Professor Christopher R. Bowen

ERC Advanced Investigator
Chris Bowen is a Professor in Materials Science and Engineering in the Department of Mechanical Engineering at the University of Bath.
Professor Bowen's research areas include functional materials such as ferroelectrics and piezoelectric composites. This research is aimed at development of:
  • Sensor and actuator materials
  • Multifunctional ceramics and composites
  • Structural and functional ceramics
  • Nanoporous and nanostructured materials
  • Dielectric properties of materials
  • Embedded actuators and sensors.

Email address: C.R.Bowen(at)
Twitter: @BowenNEMESIS


Dr Mengying Xie

Pyroelectric water splitting and metamaterials for energy harvesting
Mengying received the B.S. degree in Applied Physics from Tianjin University, China, in 2010 and her PhD degree in Mechatronics Engineering from the University of Auckland, New Zealand, in 2015. In Jan 2016 she joined NEMESIS project. Her PhD work exploited the unique properties of PDMS into various wearable applications such as flexible electronic memory device, energy harvester from human motion and flexible force sensors.

Email address: M.Xie(at)


Dr Vaia Adamaki

Developing ceramic electrodes for water splitting
Vaia holds a diploma in Applied Physics and a MSc in Material Science and Technology. Having completed her PhD in 2014 in University of Bath, she started working for the NEMESIS project since the beginning of 2015. Her PhD work was on Ti-suboxides for sensing and energy applications and now she focuses on finding efficient electrodes for water splitting.

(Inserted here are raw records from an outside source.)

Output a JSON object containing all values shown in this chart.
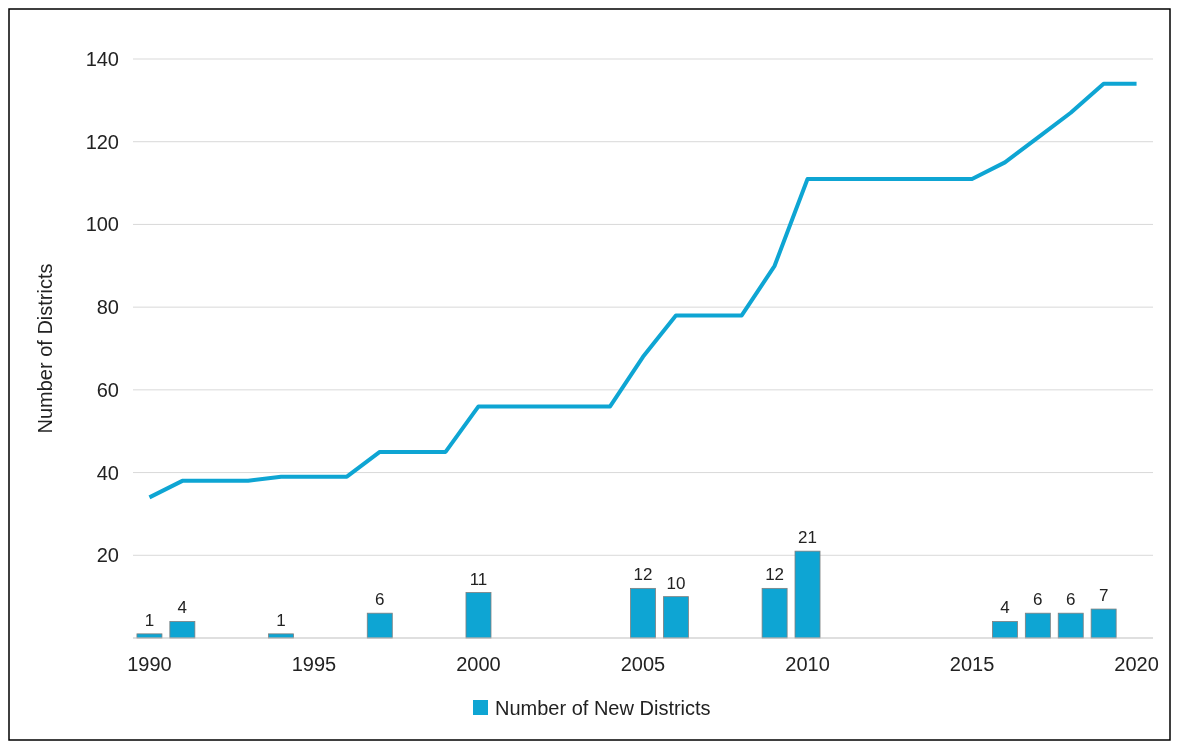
{
  "chart_data": {
    "type": "bar",
    "ylabel": "Number of Districts",
    "xlim": [
      1989.5,
      2020.5
    ],
    "xticks": [
      1990,
      1995,
      2000,
      2005,
      2010,
      2015,
      2020
    ],
    "ylim": [
      0,
      140
    ],
    "yticks": [
      20,
      40,
      60,
      80,
      100,
      120,
      140
    ],
    "grid": "y",
    "legend": "bottom",
    "series": [
      {
        "name": "Number of New Districts",
        "color": "#0ea5d3",
        "x": [
          1990,
          1991,
          1994,
          1997,
          2000,
          2005,
          2006,
          2009,
          2010,
          2016,
          2017,
          2018,
          2019
        ],
        "values": [
          1,
          4,
          1,
          6,
          11,
          12,
          10,
          12,
          21,
          4,
          6,
          6,
          7
        ],
        "value_labels": [
          "1",
          "4",
          "1",
          "6",
          "11",
          "12",
          "10",
          "12",
          "21",
          "4",
          "6",
          "6",
          "7"
        ]
      },
      {
        "type": "line",
        "color": "#0ea5d3",
        "x": [
          1990,
          1991,
          1992,
          1993,
          1994,
          1995,
          1996,
          1997,
          1998,
          1999,
          2000,
          2001,
          2002,
          2003,
          2004,
          2005,
          2006,
          2007,
          2008,
          2009,
          2010,
          2011,
          2012,
          2013,
          2014,
          2015,
          2016,
          2017,
          2018,
          2019,
          2020
        ],
        "values": [
          34,
          38,
          38,
          38,
          39,
          39,
          39,
          45,
          45,
          45,
          56,
          56,
          56,
          56,
          56,
          68,
          78,
          78,
          78,
          90,
          111,
          111,
          111,
          111,
          111,
          111,
          115,
          121,
          127,
          134,
          134
        ]
      }
    ]
  }
}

Email address: V.Adamaki(at)


Mr Andrew Avent

Thermoacoustic devices
Andrew came to academia following a successful career as a pattern-maker, boat-builder and marine engineer. Having attained his masters in mechanical engineering at the University of Plymouth he joined Prof. Chris' Bowen NEMESIS project in October 2014. Passionate about thermoacoustics and its potential across arrange of fields, he is currently building a test rig to characterize the behavior of the principle components in a range of operating conditions and is looking to pin down principle performance parameters; validating his numerical models.

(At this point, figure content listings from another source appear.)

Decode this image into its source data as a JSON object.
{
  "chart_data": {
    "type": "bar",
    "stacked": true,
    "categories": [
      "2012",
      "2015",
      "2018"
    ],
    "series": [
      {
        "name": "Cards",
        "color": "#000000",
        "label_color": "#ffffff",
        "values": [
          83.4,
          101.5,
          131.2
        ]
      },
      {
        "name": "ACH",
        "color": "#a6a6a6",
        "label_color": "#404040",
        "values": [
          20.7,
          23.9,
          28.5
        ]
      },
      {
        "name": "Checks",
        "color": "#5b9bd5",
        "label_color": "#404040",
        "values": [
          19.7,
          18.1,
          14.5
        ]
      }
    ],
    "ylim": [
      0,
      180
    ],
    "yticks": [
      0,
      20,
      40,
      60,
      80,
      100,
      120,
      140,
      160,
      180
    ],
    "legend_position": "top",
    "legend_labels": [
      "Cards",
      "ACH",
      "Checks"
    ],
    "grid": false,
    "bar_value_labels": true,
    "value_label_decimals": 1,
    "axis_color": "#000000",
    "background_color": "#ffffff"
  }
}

Email address: A.Avent(at)


Mr James I. Roscow

Porous ferroelectric materials for energy harvesting
James Roscow is a postgraduate research student in the Department of Mechanical Engineering at the University of Bath, working within the Novel Energy Materials: Engineering Science and Integrated Systems (NEMESIS) group, led by Professor Chris Bowen. James grew up a few miles from Bristol before undertaking a B.Sc. in Materials Science and Engineering at the University of Manchester, graduating in 2013. After finishing in Manchester, James moved back to Bristol and worked as a technician in a mechanical testing lab for a year before beginning his Ph.D. in September 2014.

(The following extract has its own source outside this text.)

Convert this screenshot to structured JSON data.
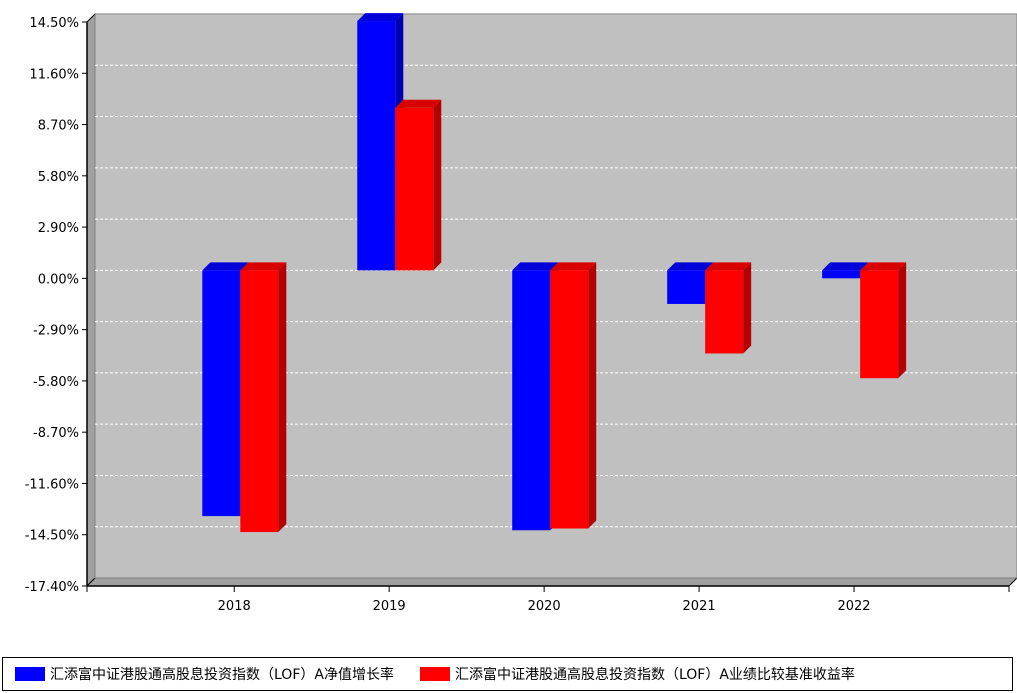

Email address: J.I.Roscow(at)


Mr Marcin Krasny

Thick film technologies for energy harvesting
Marcin Krasny has received the M.Sc.Eng. degree in Electronics and Communication with specialisation in Microsystems from Wroclaw University of Technology, Poland, in 2012. His interest and experience include the topic of electronics for various applications, like sensor's signal gathering, conditioning and RF data transmitting especially for sensitive bio-signals. Project being realised within his master thesis concerned development of a system for wireless electroencephalography (EEG) signal acquisition with a possibility of gathering signals from up to 20 EEG sets simultaneously. Such a system can be very beneficial for large groups brain response to external stimuli analysis for psychology or marketing purposes. After graduation he has worked for electronic company in Berlin, main focus of which was design and development of electric motors' drivers being used in industry. Marcin joined NEMESIS in August 2015 and currently is a doctoral candidate in the field of piezoelectric energy harvesting. The main focus of his research is on the Thick Film Technology which allows for producing integrated electronic systems with elements readily printed on them and their employment for gathering the power from environmental vibration sources.